Aktualisiert: 25. Nov. 2021

Ein strahlend schöner 1.-Juni-Tag. Meteorologischer Sommeranfang. Früh morgens behauptet das Thermometer, dass im Eigenthal bloß neun-Komma-irgendwas Grad seien, aber die Sonne scheint und wärmt schon - äußerlich und innerlich. Der Himmel ist himmelblau, wie es sich gehört, dekoriert mit ein paar schneeweißen, aufgebauschten Wölkchen, die Bäume leuchten in saftigstem Sommer-Hellgrün, von den Wiesen weht der Duft des gemähten und schon angetrockneten Grases, der Kuckuck ruft (wirklich!) und die Kühe lassen die Glocken bimmeln.

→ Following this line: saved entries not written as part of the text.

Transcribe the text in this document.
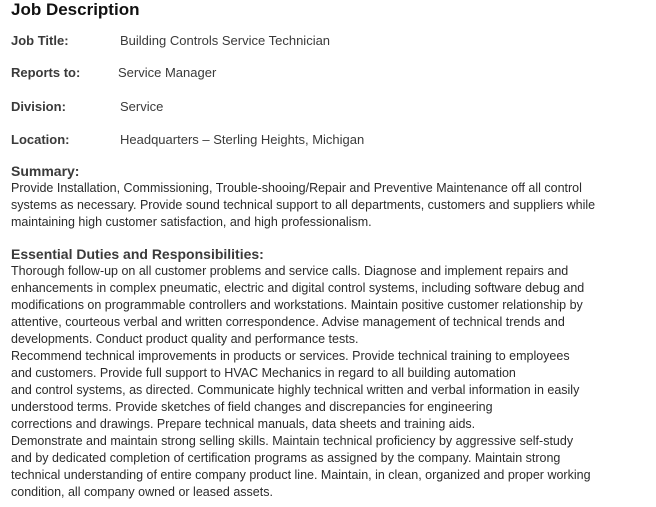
Job Description
Job Title:	Building Controls Service Technician
Reports to:	Service Manager
Division:	Service
Location:	Headquarters – Sterling Heights, Michigan
Summary:
Provide Installation, Commissioning, Trouble-shooing/Repair and Preventive Maintenance off all control
systems as necessary. Provide sound technical support to all departments, customers and suppliers while
maintaining high customer satisfaction, and high professionalism.
Essential Duties and Responsibilities:
Thorough follow-up on all customer problems and service calls. Diagnose and implement repairs and
enhancements in complex pneumatic, electric and digital control systems, including software debug and
modifications on programmable controllers and workstations. Maintain positive customer relationship by
attentive, courteous verbal and written correspondence. Advise management of technical trends and
developments. Conduct product quality and performance tests.
Recommend technical improvements in products or services. Provide technical training to employees
and customers. Provide full support to HVAC Mechanics in regard to all building automation
and control systems, as directed. Communicate highly technical written and verbal information in easily
understood terms. Provide sketches of field changes and discrepancies for engineering
corrections and drawings. Prepare technical manuals, data sheets and training aids.
Demonstrate and maintain strong selling skills. Maintain technical proficiency by aggressive self-study
and by dedicated completion of certification programs as assigned by the company. Maintain strong
technical understanding of entire company product line. Maintain, in clean, organized and proper working
condition, all company owned or leased assets.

Und außerdem wehen auch noch sanft die rot-weißen Schweizerfahnen an den Fahnenmasten unserer Nachbarn. Schweizer Bilderbuch-Idylle. - Einfach nur schön. (Um das zu sehen und zu erleben, reisen die Leute aus Amerika an. Und aus Japan, China. Überhaupt aus der ganzen Welt.)

Nein, wir werden jetzt nicht bald-Abschieds-melancholisch. Wir genießen einfach das, was uns schließlich mal ins Eigenthal gelockt hat: Eine einzigartige, wunderbare Landschaft, mit einem bizarren, majestätischen Pilatus und ganz unverwechselbaren Klängen (eben: Kuhglockengebimmel, Vogelgezwitscher, Landwirtschaftsmaschinenmotorengeknatter).


Vielleicht reisen irgendwann ja auch die Leute aus Kreta an, um das zu sehen und zu erleben.